Commissioner for Insurance Fola Daniel, on efforts by NAICOM to ensure the actualisation of the IFRS initiative said the commission has been engaging operators, auditors, directors and management of companies on how to seamlessly migrate to the initiative.

He said two main outcomes have been reached by NAICOM and stakeholders on the initiative, adding that first, it was agreed that the market should adopt common approach to IFRS provided that such option will not place any individual company or the market at a competitive disadvantage domestically and internationally. Secondly, it was agreed that an accounting practices committee made up of the representative of NAICOM, insurers/reinsurers and external auditors should be set up. The function of the committee is to address all accounting issues of concern to the industry including those emerging from IFRS standard setting process.

He said board of directors of each company are responsible for the issuance of financial statements, and that consequently, both transition and sustenance of IFRS in accounting practices, should be a major item on directors’ agenda at this time.

Daniel noted that NAICOM’s decision to engage stakeholders was informed by the need not only to create awareness of the implication of IFRS for financial reporting responsibilities but also to acquaint them with the scale of change and the sense of urgency in the attention it deserves.

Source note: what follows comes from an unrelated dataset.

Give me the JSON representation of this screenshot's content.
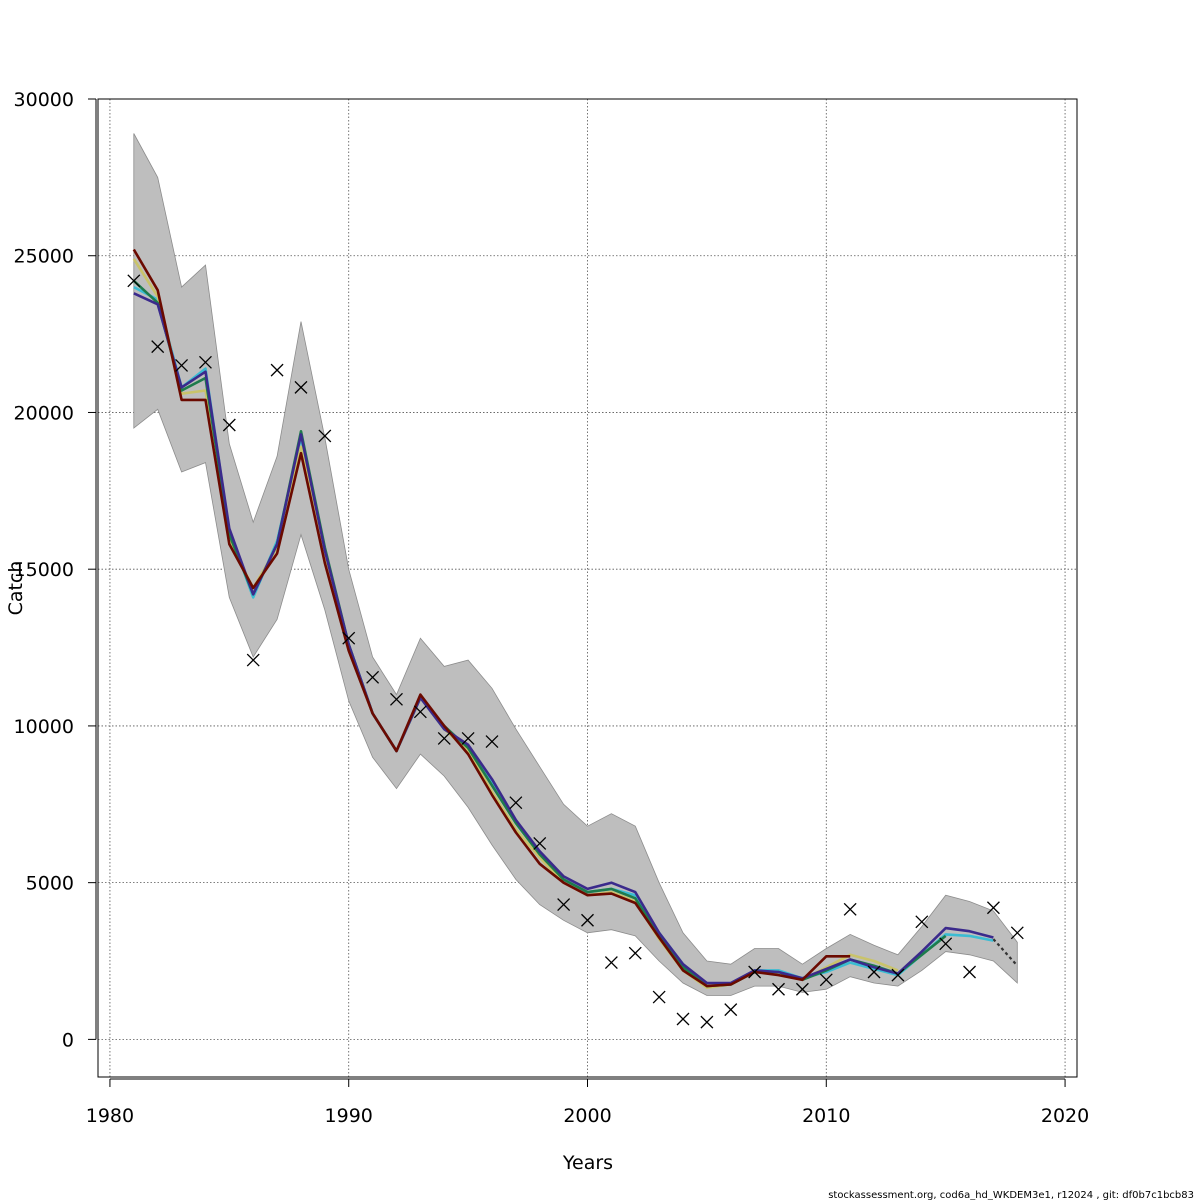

"Our expectation is that at the end of our engagements, the stakeholders will have sufficient level of understanding as to know what critical questions to ask and what steps to take in the bid to ensure that their companies successfully transit to and embed IFRS in their accounting practices within the timelines specified in the Nigerian Roadmap. While saying this, it is important to note that we are committed to supporting the stakeholders in the process. For this purpose, we have set up an IFRS help desk in the commission to address issues that companies may have in the process of transiting to IFRS.

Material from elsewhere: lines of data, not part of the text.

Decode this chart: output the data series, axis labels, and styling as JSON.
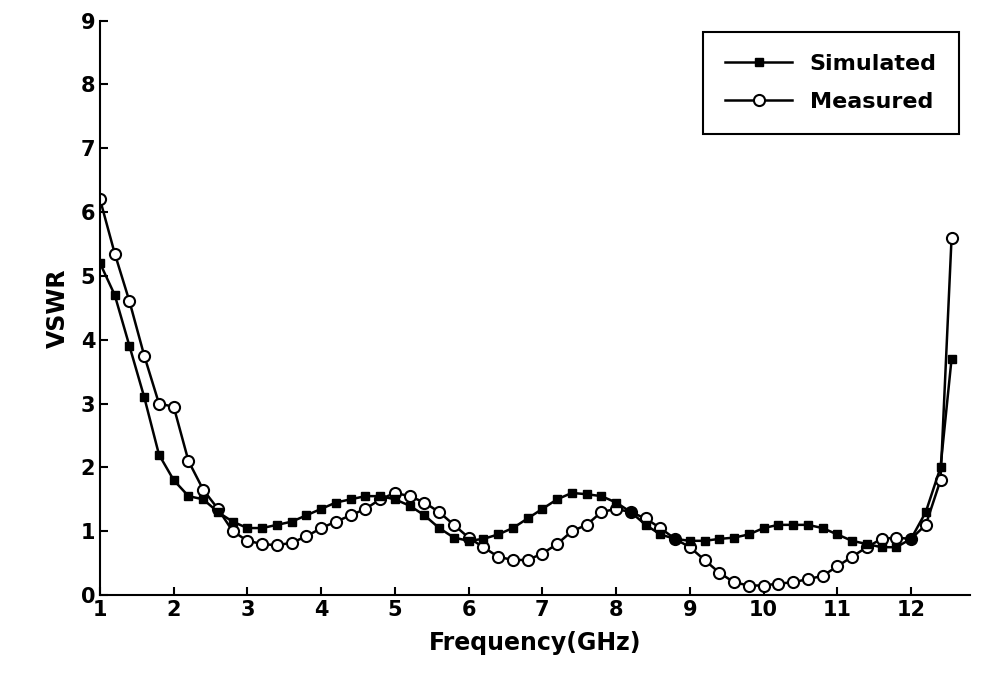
{
  "simulated_x": [
    1.0,
    1.2,
    1.4,
    1.6,
    1.8,
    2.0,
    2.2,
    2.4,
    2.6,
    2.8,
    3.0,
    3.2,
    3.4,
    3.6,
    3.8,
    4.0,
    4.2,
    4.4,
    4.6,
    4.8,
    5.0,
    5.2,
    5.4,
    5.6,
    5.8,
    6.0,
    6.2,
    6.4,
    6.6,
    6.8,
    7.0,
    7.2,
    7.4,
    7.6,
    7.8,
    8.0,
    8.2,
    8.4,
    8.6,
    8.8,
    9.0,
    9.2,
    9.4,
    9.6,
    9.8,
    10.0,
    10.2,
    10.4,
    10.6,
    10.8,
    11.0,
    11.2,
    11.4,
    11.6,
    11.8,
    12.0,
    12.2,
    12.4,
    12.55
  ],
  "simulated_y": [
    5.2,
    4.7,
    3.9,
    3.1,
    2.2,
    1.8,
    1.55,
    1.5,
    1.3,
    1.15,
    1.05,
    1.05,
    1.1,
    1.15,
    1.25,
    1.35,
    1.45,
    1.5,
    1.55,
    1.55,
    1.5,
    1.4,
    1.25,
    1.05,
    0.9,
    0.85,
    0.88,
    0.95,
    1.05,
    1.2,
    1.35,
    1.5,
    1.6,
    1.58,
    1.55,
    1.45,
    1.3,
    1.1,
    0.95,
    0.88,
    0.85,
    0.85,
    0.88,
    0.9,
    0.95,
    1.05,
    1.1,
    1.1,
    1.1,
    1.05,
    0.95,
    0.85,
    0.8,
    0.75,
    0.75,
    0.88,
    1.3,
    2.0,
    3.7
  ],
  "measured_x": [
    1.0,
    1.2,
    1.4,
    1.6,
    1.8,
    2.0,
    2.2,
    2.4,
    2.6,
    2.8,
    3.0,
    3.2,
    3.4,
    3.6,
    3.8,
    4.0,
    4.2,
    4.4,
    4.6,
    4.8,
    5.0,
    5.2,
    5.4,
    5.6,
    5.8,
    6.0,
    6.2,
    6.4,
    6.6,
    6.8,
    7.0,
    7.2,
    7.4,
    7.6,
    7.8,
    8.0,
    8.2,
    8.4,
    8.6,
    8.8,
    9.0,
    9.2,
    9.4,
    9.6,
    9.8,
    10.0,
    10.2,
    10.4,
    10.6,
    10.8,
    11.0,
    11.2,
    11.4,
    11.6,
    11.8,
    12.0,
    12.2,
    12.4,
    12.55
  ],
  "measured_y": [
    6.2,
    5.35,
    4.6,
    3.75,
    3.0,
    2.95,
    2.1,
    1.65,
    1.35,
    1.0,
    0.85,
    0.8,
    0.78,
    0.82,
    0.92,
    1.05,
    1.15,
    1.25,
    1.35,
    1.5,
    1.6,
    1.55,
    1.45,
    1.3,
    1.1,
    0.9,
    0.75,
    0.6,
    0.55,
    0.55,
    0.65,
    0.8,
    1.0,
    1.1,
    1.3,
    1.35,
    1.3,
    1.2,
    1.05,
    0.88,
    0.75,
    0.55,
    0.35,
    0.2,
    0.15,
    0.15,
    0.18,
    0.2,
    0.25,
    0.3,
    0.45,
    0.6,
    0.75,
    0.88,
    0.9,
    0.88,
    1.1,
    1.8,
    5.6
  ],
  "xlabel": "Frequency(GHz)",
  "ylabel": "VSWR",
  "xlim": [
    1,
    12.8
  ],
  "ylim": [
    0,
    9
  ],
  "xticks": [
    1,
    2,
    3,
    4,
    5,
    6,
    7,
    8,
    9,
    10,
    11,
    12
  ],
  "yticks": [
    0,
    1,
    2,
    3,
    4,
    5,
    6,
    7,
    8,
    9
  ],
  "sim_label": "Simulated",
  "meas_label": "Measured",
  "line_color": "#000000",
  "bg_color": "#ffffff",
  "legend_loc": "upper right",
  "marker_interval": 2
}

"We have succeeded in significantly improving the level of compliance with the Nigerian GAAP by getting some companies to amend their financial statements to reflect a standard we believe all operators should comply with, if their financials will be relevant and useful to both domestic and international users. The feedback we received from many informed users was encouraging. The price for this change for some companies was significant, as not only did they have to make major provisions that significantly impacted their shareholders fund, it took them quite some time to deal with our queries resulting in delays in the submission of the financials to the Nigerian Stock Exchange.

"In a bid to further improve on the quality of the financials of insurance and reinsurance companies, we released a proforma complete financial statement for comments by stakeholders. The key change that the document seeks to introduce is improved financial reporting from a disclosure perspective. We want to encourage companies to take advantage of the information in this document to improve both the presentation and disclosure of their audited financial statements. Perhaps it is important to say that companies that do not significantly improve their reporting along the lines prescribed stand the risk of being disadvantaged when their financial are compared with their competitors," he said.